Can't wait until I order mine! Thank you for the tips on software and programs, will definitely keep in mind.


by Anonymous on Sun, 31/05/2009 - 18:52

I'm not really sure who wants to use Red-hat these days. There are a ton of other distros that are so much cleaner and smoother. Ubuntu is my distro of choice (recently changed from Slackware after using it for over 12 years).

The IEEE PC is pretty neat. It's small, inexpensive, and runs linux! I've heard hibernate works perfectly with the latest distro of Ubunut, btw.

by greg.harvey on Mon, 01/06/2009 - 10:45

There are many reasons a business might opt for RedHat, all of which you can read on their corporate website, but in my case the reason is simple:

I am a professional web developer working with Linux.
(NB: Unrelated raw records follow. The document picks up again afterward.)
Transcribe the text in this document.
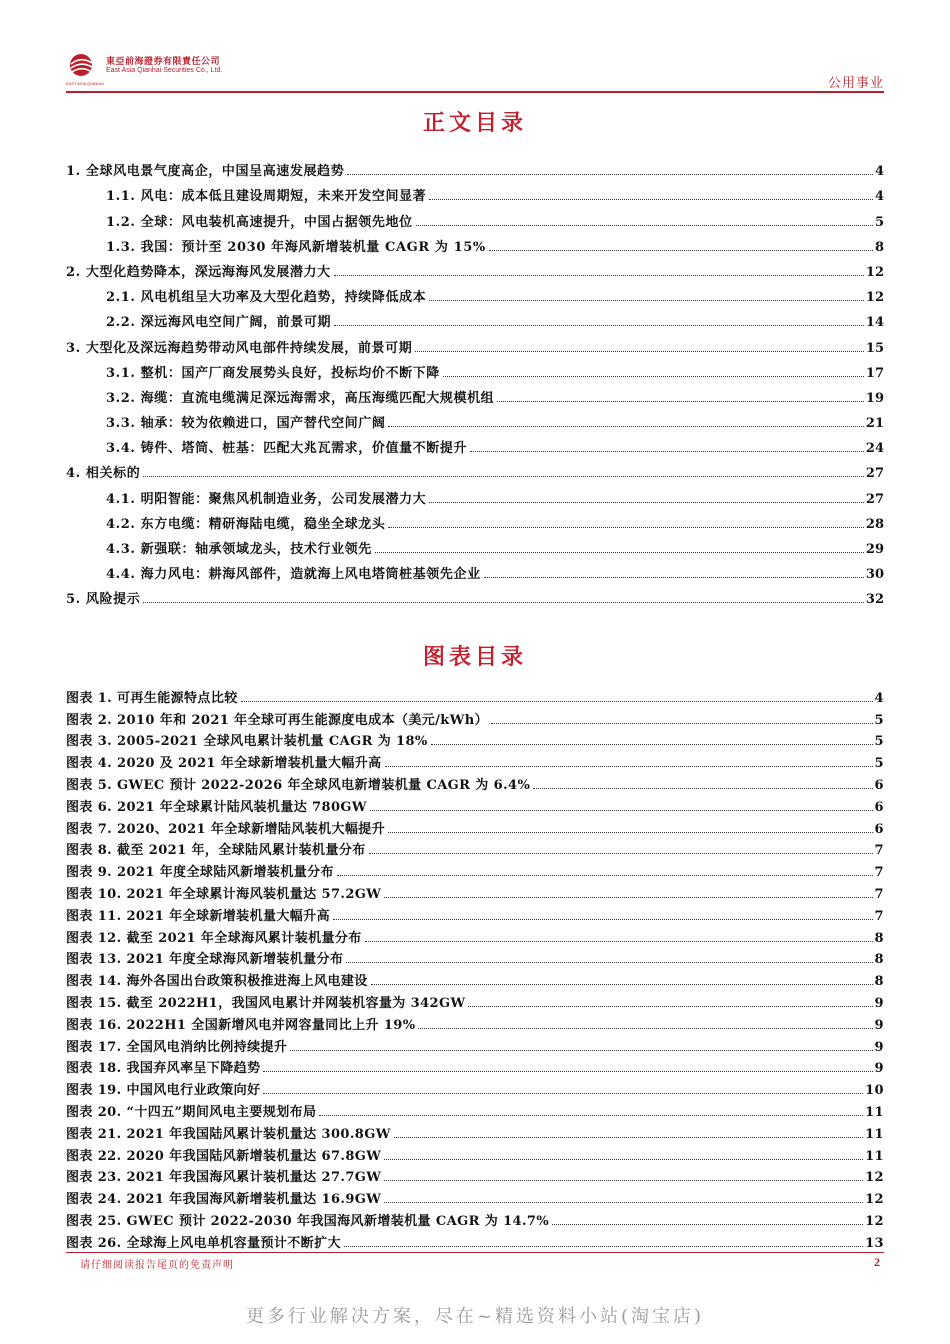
東亞前海證券有限責任公司
East Asia Qianhai Securities Co., Ltd.
EAST ASIA QIANHAI	公用事业
正文目录
1. 全球风电景气度高企，中国呈高速发展趋势	4
1.1. 风电：成本低且建设周期短，未来开发空间显著	4
1.2. 全球：风电装机高速提升，中国占据领先地位	5
1.3. 我国：预计至 2030 年海风新增装机量 CAGR 为 15%	8
2. 大型化趋势降本，深远海海风发展潜力大	12
2.1. 风电机组呈大功率及大型化趋势，持续降低成本	12
2.2. 深远海风电空间广阔，前景可期	14
3. 大型化及深远海趋势带动风电部件持续发展，前景可期	15
3.1. 整机：国产厂商发展势头良好，投标均价不断下降	17
3.2. 海缆：直流电缆满足深远海需求，高压海缆匹配大规模机组	19
3.3. 轴承：较为依赖进口，国产替代空间广阔	21
3.4. 铸件、塔筒、桩基：匹配大兆瓦需求，价值量不断提升	24
4. 相关标的	27
4.1. 明阳智能：聚焦风机制造业务，公司发展潜力大	27
4.2. 东方电缆：精研海陆电缆，稳坐全球龙头	28
4.3. 新强联：轴承领域龙头，技术行业领先	29
4.4. 海力风电：耕海风部件，造就海上风电塔筒桩基领先企业	30
5. 风险提示	32
图表目录
图表 1. 可再生能源特点比较	4
图表 2. 2010 年和 2021 年全球可再生能源度电成本（美元/kWh）	5
图表 3. 2005-2021 全球风电累计装机量 CAGR 为 18%	5
图表 4. 2020 及 2021 年全球新增装机量大幅升高	5
图表 5. GWEC 预计 2022-2026 年全球风电新增装机量 CAGR 为 6.4%	6
图表 6. 2021 年全球累计陆风装机量达 780GW	6
图表 7. 2020、2021 年全球新增陆风装机大幅提升	6
图表 8. 截至 2021 年，全球陆风累计装机量分布	7
图表 9. 2021 年度全球陆风新增装机量分布	7
图表 10. 2021 年全球累计海风装机量达 57.2GW	7
图表 11. 2021 年全球新增装机量大幅升高	7
图表 12. 截至 2021 年全球海风累计装机量分布	8
图表 13. 2021 年度全球海风新增装机量分布	8
图表 14. 海外各国出台政策积极推进海上风电建设	8
图表 15. 截至 2022H1，我国风电累计并网装机容量为 342GW	9
图表 16. 2022H1 全国新增风电并网容量同比上升 19%	9
图表 17. 全国风电消纳比例持续提升	9
图表 18. 我国弃风率呈下降趋势	9
图表 19. 中国风电行业政策向好	10
图表 20. “十四五”期间风电主要规划布局	11
图表 21. 2021 年我国陆风累计装机量达 300.8GW	11
图表 22. 2020 年我国陆风新增装机量达 67.8GW	11
图表 23. 2021 年我国海风累计装机量达 27.7GW	12
图表 24. 2021 年我国海风新增装机量达 16.9GW	12
图表 25. GWEC 预计 2022-2030 年我国海风新增装机量 CAGR 为 14.7%	12
图表 26. 全球海上风电单机容量预计不断扩大	13
请仔细阅读报告尾页的免责声明	2
更多行业解决方案，尽在~精选资料小站(淘宝店)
The *vast* majority of hosting environments I come across are either CentOS or RedHat. Very rarely do you encounter Ubuntu or Debian servers being provided by ISPs (though I admit it's becoming a *little* more common of late). If I have a Debian-based machine, with an entirely different (and much larger) set of available repositories and packages, there is absolutely no guarantee that my application which works on my laptop will continue to work, or even be supported, when it is deployed to a (likely) RedHat-based web server.

And if it so happens that the server I'm deploying to is Debian-based (which is seldom) even better, because it's far easier to find RedHat-equivalent packages on Debian than it is the other way around!
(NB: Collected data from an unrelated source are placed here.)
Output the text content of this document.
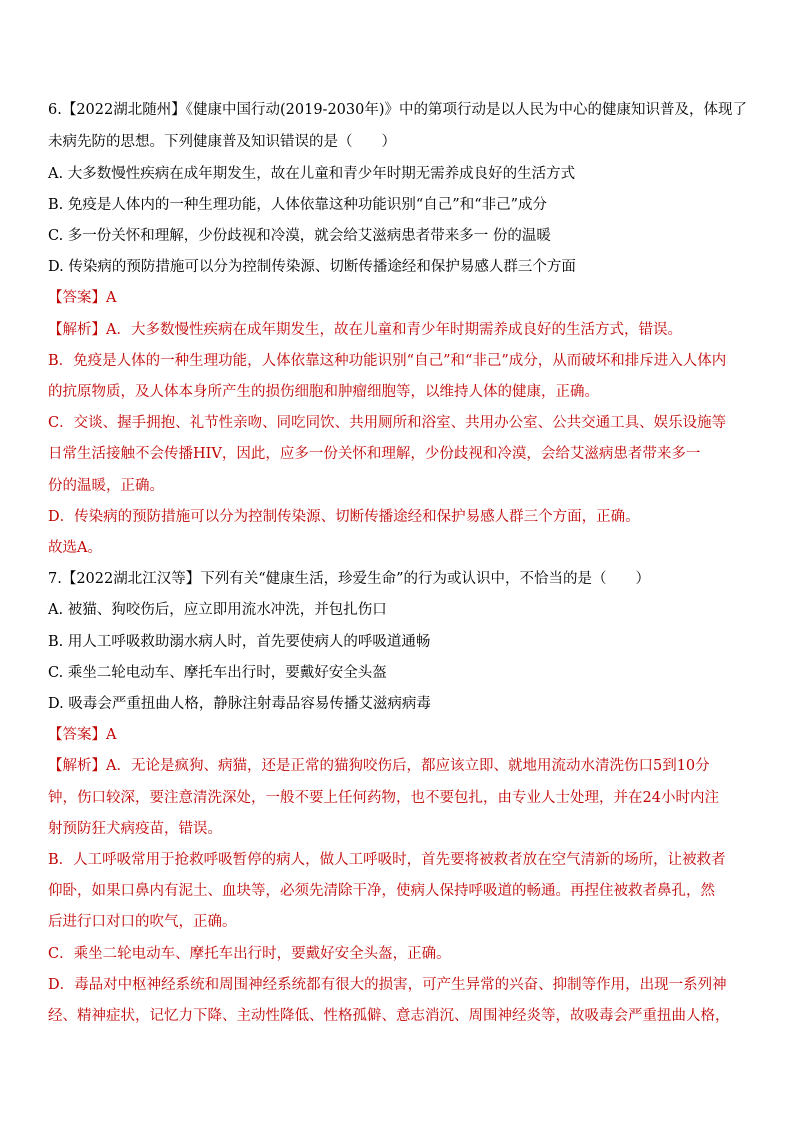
6.【2022湖北随州】《健康中国行动(2019-2030年)》中的第项行动是以人民为中心的健康知识普及，体现了
未病先防的思想。下列健康普及知识错误的是（　　）
A. 大多数慢性疾病在成年期发生，故在儿童和青少年时期无需养成良好的生活方式
B. 免疫是人体内的一种生理功能，人体依靠这种功能识别“自己”和“非己”成分
C. 多一份关怀和理解，少份歧视和冷漠，就会给艾滋病患者带来多一 份的温暖
D. 传染病的预防措施可以分为控制传染源、切断传播途经和保护易感人群三个方面
【答案】A
【解析】A．大多数慢性疾病在成年期发生，故在儿童和青少年时期需养成良好的生活方式，错误。
B．免疫是人体的一种生理功能，人体依靠这种功能识别“自己”和“非己”成分，从而破坏和排斥进入人体内
的抗原物质，及人体本身所产生的损伤细胞和肿瘤细胞等，以维持人体的健康，正确。
C．交谈、握手拥抱、礼节性亲吻、同吃同饮、共用厕所和浴室、共用办公室、公共交通工具、娱乐设施等
日常生活接触不会传播HIV，因此，应多一份关怀和理解，少份歧视和冷漠，会给艾滋病患者带来多一
份的温暖，正确。
D．传染病的预防措施可以分为控制传染源、切断传播途经和保护易感人群三个方面，正确。
故选A。
7.【2022湖北江汉等】下列有关“健康生活，珍爱生命”的行为或认识中，不恰当的是（　　）
A. 被猫、狗咬伤后，应立即用流水冲洗，并包扎伤口
B. 用人工呼吸救助溺水病人时，首先要使病人的呼吸道通畅
C. 乘坐二轮电动车、摩托车出行时，要戴好安全头盔
D. 吸毒会严重扭曲人格，静脉注射毒品容易传播艾滋病病毒
【答案】A
【解析】A．无论是疯狗、病猫，还是正常的猫狗咬伤后，都应该立即、就地用流动水清洗伤口5到10分
钟，伤口较深，要注意清洗深处，一般不要上任何药物，也不要包扎，由专业人士处理，并在24小时内注
射预防狂犬病疫苗，错误。
B．人工呼吸常用于抢救呼吸暂停的病人，做人工呼吸时，首先要将被救者放在空气清新的场所，让被救者
仰卧，如果口鼻内有泥土、血块等，必须先清除干净，使病人保持呼吸道的畅通。再捏住被救者鼻孔，然
后进行口对口的吹气，正确。
C．乘坐二轮电动车、摩托车出行时，要戴好安全头盔，正确。
D．毒品对中枢神经系统和周围神经系统都有很大的损害，可产生异常的兴奋、抑制等作用，出现一系列神
经、精神症状，记忆力下降、主动性降低、性格孤僻、意志消沉、周围神经炎等，故吸毒会严重扭曲人格，
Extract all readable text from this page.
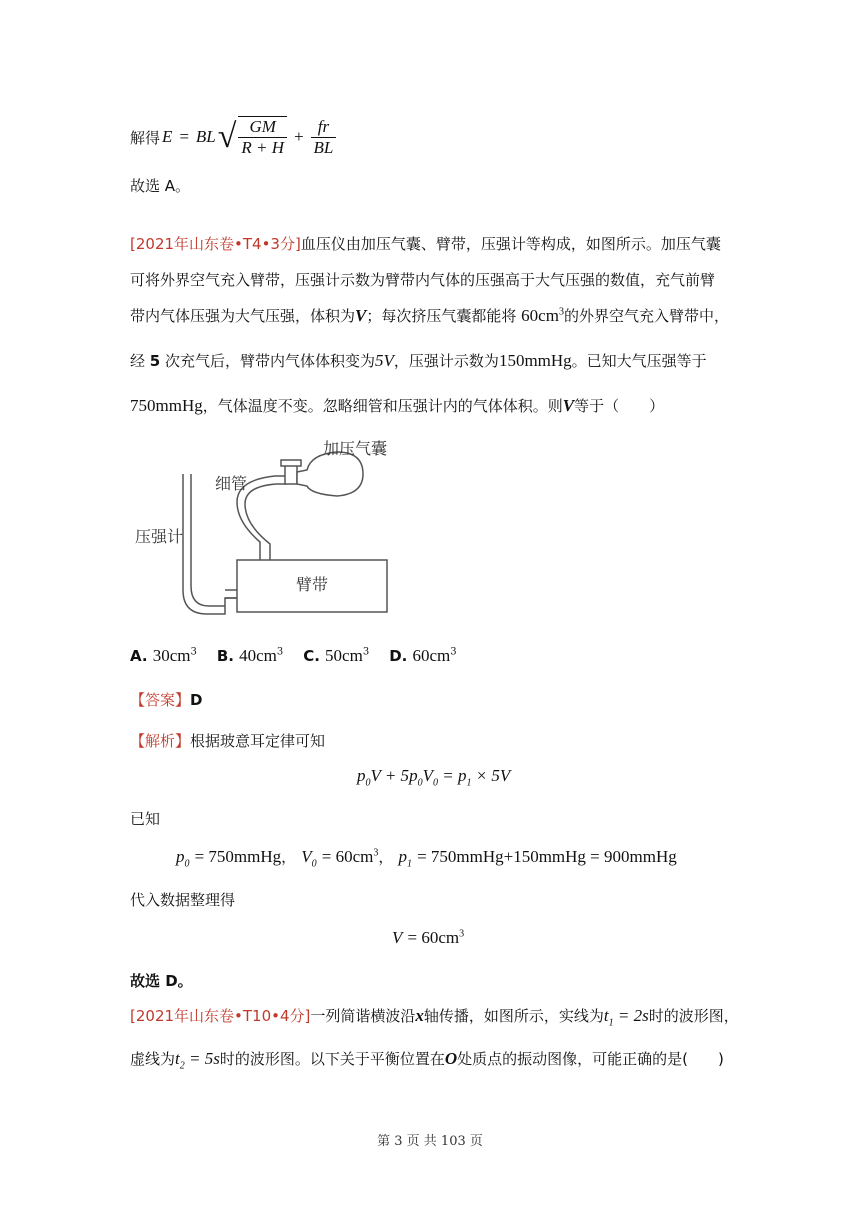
解得 E = BL √ $\frac{GM}{R + H} + \frac{fr}{BL}$
故选 A。
[2021年山东卷•T4•3分]血压仪由加压气囊、臂带，压强计等构成，如图所示。加压气囊
可将外界空气充入臂带，压强计示数为臂带内气体的压强高于大气压强的数值，充气前臂
带内气体压强为大气压强，体积为V；每次挤压气囊都能将 $60cm^3$的外界空气充入臂带中，
经 5 次充气后，臂带内气体体积变为5V，压强计示数为150mmHg。已知大气压强等于
750mmHg，气体温度不变。忽略细管和压强计内的气体体积。则V等于（　　）
加压气囊
细管
压强计
臂带
A. $30cm^3$ B. $40cm^3$ C. $50cm^3$ D. $60cm^3$
【答案】D
【解析】根据玻意耳定律可知
$p_0V + 5p_0V_0 = p_1 \times 5V$
已知
$p_0$ = 750mmHg， $V_0 = 60cm^3$， $p_1$ = 750mmHg+150mmHg = 900mmHg
代入数据整理得
$V = 60cm^3$
故选 D。
[2021年山东卷•T10•4分]一列简谐横波沿x轴传播，如图所示，实线为$t_1 = 2s$时的波形图，
虚线为$t_2 = 5s$时的波形图。以下关于平衡位置在O处质点的振动图像，可能正确的是(　　)
第 3 页 共 103 页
Ok, I create some pain for myself on my personal computer, but I remove a helluvalot of pain from the deployment process, which makes me happy. Whether you like it or not, if you're a pro developer like me working with Linux servers day in, day out, you *will* be working with RedHat. Pull your head out of the sand, my friend! Being familiar with Debian will not help you much unless you run your own servers. =)

Just a quick note on *why* these guys all use RedHat-base distros:

Because CentOS/RedHat is *guaranteed* bulletproof for basic, out-of-the-box server operation. The packages in the repos are all tested for *at least* a year before inclusion, by teams of Linux specialists and the Fedora community, so it's great for big corporate IT teams and/or hosting companies that want something robust and effective that just does what it says on the tin. And they want someone they can call if it breaks.
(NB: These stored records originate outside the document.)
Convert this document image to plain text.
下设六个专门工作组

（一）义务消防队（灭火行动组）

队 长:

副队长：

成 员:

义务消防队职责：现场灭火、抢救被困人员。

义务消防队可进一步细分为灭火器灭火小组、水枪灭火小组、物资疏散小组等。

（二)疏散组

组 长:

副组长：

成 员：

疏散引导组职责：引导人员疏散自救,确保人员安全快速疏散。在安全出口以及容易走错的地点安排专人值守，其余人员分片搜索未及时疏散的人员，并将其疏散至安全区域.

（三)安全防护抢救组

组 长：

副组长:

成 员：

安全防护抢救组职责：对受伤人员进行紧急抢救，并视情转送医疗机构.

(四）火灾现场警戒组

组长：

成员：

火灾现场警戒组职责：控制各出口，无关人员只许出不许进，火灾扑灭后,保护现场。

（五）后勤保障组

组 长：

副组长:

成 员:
I take your point, neither CentOS nor RedHat EHEL are particularly good for home users, as the packages usually don't keep up with the latest software and hardware trends and innovations. The available packages are far too restrictive, which is why I use Fedora - the free, bleeding edge "testing" version of RedHat. It *is* up with the latest, just like some it's Deb-based cousins (e.g. Ubuntu).

So it comes down to a basic choice of whether you like the way packages are installed and managed (which is the only real difference).

But for me that choice is irrelevant in the face of the wider issue of what is prevalent in the market where I work.

by Deniel | ecomme... on Sun, 14/06/2009 - 21:24

I am relatively new to Linux and my first Linux was UBuntu. I was using it without any problem then one of my friends installed Fedora. He asked me to use that. Anyways, I have to use Backtrack 3 for educational purposes and it was even better flavor. I am really confused that which is the best and why we should use a specific distro. Even I am confused with KDE and something similar. I am thinking seriously to do some research on all this so do you point me to a useful link having all that information?

by Sandip Saini on Wed, 15/07/2009 - 07:12

Truly inspirational,I will keep in touch with your blog reading...
Thanks for sharing this info with us!

by Billig Fliegen on Sat, 08/08/2009 - 23:18

Sounds interesting to me and I would like to borrow this special PC for one day - just to find out if it is strong enough for a normal working under Ubunto. I have no idea how strong a 1,6 GHz Atom processor is. Maybe you can post your experiences :-)

by greg.harvey on Mon, 17/08/2009 - 12:16

Not strong enough to REPLACE a laptop or workstation, but bearable with Ubuntu (or better, EEEUbuntu) for working on a long train journey or a flight. I run Eclipse, PHP, Apache and MySQL as a little development kit with stock Fedora 10 on mine and it does handle it but it is slow. You wouldn't want it to be your only computer!